Keeping Your Brain in Shape
Is your brain in need of a makeover? If you noticed that recalling names and details are more difficult than it used to be, now might be a good time to work on your neuroplasticity. (Neuroplasticity describes your brain’s ability to work better by remodeling nerve cell connections.) Scientists are researching how the impact of stimulating environment and exercises can improve brain function. One Mayo Clinic found that exercising the brain helped it stay fit. The study showed that certain exercises helped these adults process sounds 58 percent faster. Researchers are still working to measure how long these results can last and how they transfer to real life applications.

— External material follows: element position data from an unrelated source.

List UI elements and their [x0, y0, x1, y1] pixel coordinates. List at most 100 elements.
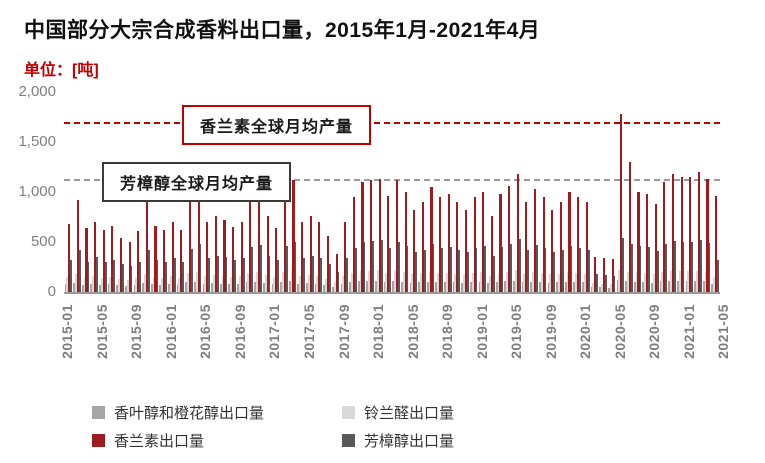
bar-linalool	[380, 240, 383, 292]
bar-linalool	[234, 260, 236, 292]
bar-linalool	[199, 244, 202, 292]
bar-linalool	[648, 247, 650, 292]
x-tick-label: 2018-01	[370, 304, 387, 359]
bar-vanillin	[137, 231, 140, 292]
bar-geraniol	[452, 282, 455, 292]
bar-lilial	[264, 275, 267, 292]
bar-lilial	[471, 273, 474, 292]
bar-geraniol	[116, 285, 119, 292]
bar-geraniol	[288, 281, 291, 292]
bar-linalool	[104, 262, 107, 292]
bar-vanillin	[421, 202, 424, 292]
bar-vanillin	[594, 257, 597, 292]
bar-group	[314, 92, 323, 292]
bar-linalool	[311, 256, 314, 292]
bar-geraniol	[538, 282, 541, 292]
bar-group	[547, 92, 556, 292]
bar-geraniol	[306, 283, 308, 292]
bar-vanillin	[352, 197, 355, 292]
bar-lilial	[454, 273, 457, 292]
bar-vanillin	[628, 162, 631, 292]
bar-geraniol	[340, 283, 343, 292]
bar-linalool	[699, 240, 702, 292]
bar-lilial	[695, 270, 698, 292]
bar-lilial	[316, 276, 319, 292]
bar-vanillin	[326, 236, 330, 292]
bar-vanillin	[76, 200, 79, 292]
bar-vanillin	[499, 194, 502, 292]
bar-lilial	[445, 272, 448, 292]
legend-item-lilial: 铃兰醛出口量	[342, 402, 562, 423]
bar-lilial	[592, 283, 595, 292]
bar-group	[176, 92, 185, 292]
bar-geraniol	[478, 281, 481, 292]
bar-geraniol	[564, 281, 567, 292]
bar-group	[81, 92, 90, 292]
bar-vanillin	[309, 216, 312, 292]
bar-geraniol	[202, 283, 205, 292]
bar-geraniol	[444, 281, 446, 292]
bar-geraniol	[168, 283, 170, 292]
bar-group	[150, 92, 159, 292]
legend-item-vanillin: 香兰素出口量	[92, 430, 342, 451]
bar-vanillin	[482, 192, 485, 292]
bar-group	[331, 92, 340, 292]
bar-group	[564, 92, 573, 292]
bar-lilial	[497, 272, 500, 292]
bar-geraniol	[124, 285, 127, 292]
bar-group	[513, 92, 522, 292]
bar-geraniol	[418, 282, 420, 292]
x-tick-label: 2016-01	[162, 304, 179, 359]
bar-lilial	[281, 272, 284, 292]
bar-linalool	[475, 248, 478, 292]
bar-group	[383, 92, 392, 292]
bar-group	[625, 92, 634, 292]
bar-linalool	[570, 246, 573, 292]
bar-linalool	[251, 247, 254, 292]
bar-vanillin	[102, 230, 105, 292]
bar-linalool	[492, 256, 495, 292]
bar-geraniol	[642, 281, 645, 292]
bar-lilial	[566, 272, 569, 292]
bar-lilial	[307, 275, 310, 292]
bar-lilial	[523, 273, 526, 292]
bar-group	[685, 92, 694, 292]
bar-vanillin	[257, 190, 261, 292]
bar-lilial	[161, 278, 164, 292]
bar-geraniol	[349, 282, 351, 292]
bar-vanillin	[551, 210, 554, 292]
bar-geraniol	[280, 281, 282, 292]
bar-group	[659, 92, 668, 292]
bar-linalool	[527, 250, 530, 292]
bar-vanillin	[180, 230, 183, 292]
bar-group	[392, 92, 401, 292]
bar-vanillin	[145, 199, 148, 292]
x-tick-label: 2019-01	[473, 304, 490, 359]
bar-linalool	[518, 239, 521, 292]
bar-vanillin	[715, 196, 718, 292]
bar-vanillin	[301, 222, 304, 292]
bar-lilial	[488, 275, 491, 292]
bar-vanillin	[361, 182, 364, 292]
bar-geraniol	[435, 282, 438, 292]
bar-group	[711, 92, 720, 292]
bar-vanillin	[464, 210, 468, 292]
bar-linalool	[441, 248, 443, 292]
bar-group	[254, 92, 263, 292]
bar-geraniol	[81, 284, 84, 292]
bar-vanillin	[395, 180, 399, 292]
bar-geraniol	[616, 280, 619, 292]
bar-geraniol	[513, 280, 515, 292]
x-tick-label: 2019-09	[542, 304, 559, 359]
bar-geraniol	[90, 283, 93, 292]
bar-lilial	[187, 273, 189, 292]
bar-vanillin	[344, 222, 347, 292]
bar-group	[306, 92, 315, 292]
bar-lilial	[221, 276, 224, 292]
bar-lilial	[342, 276, 345, 292]
bar-lilial	[359, 271, 362, 292]
bar-linalool	[294, 242, 297, 292]
bar-lilial	[411, 274, 414, 292]
bar-lilial	[704, 271, 707, 292]
bar-group	[418, 92, 427, 292]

In the meantime, Americans appear to be interested in improving memory and cognitive function and the private sector is taking note. One business, LearningRx, has opened more than 80 franchises across the country to “brain train” their customers. LearningRx says that of their more than 50,000 students, their data reveals an I.Q. average gain of 15 points after 24 weeks of training. “Brain training” is also easily available online, where customers share reasons for exercising their brains ranging from “to keep me sharp at work” to “a cognitive rehabilitation strategy.”
Physicians and therapists from Lovelace Rehabilitation Hospital will be giving a free public lecture on the aging brain, memory and brain health to celebrate National Brain Awareness Week, which is March 11 – 17. The presentation will take place on Thursday, March 14 at 6pm, at Lovelace Rehabilitation Hospital located at 505 Elm Street, NE.
The one-hour sessions include a screening of the DVD “Staying Sharp,” narrated by Jordan Grafman, Ph.D., on what to expect from the aging brain and how to maintain memory and function. This video will be followed by a question-and-answer session.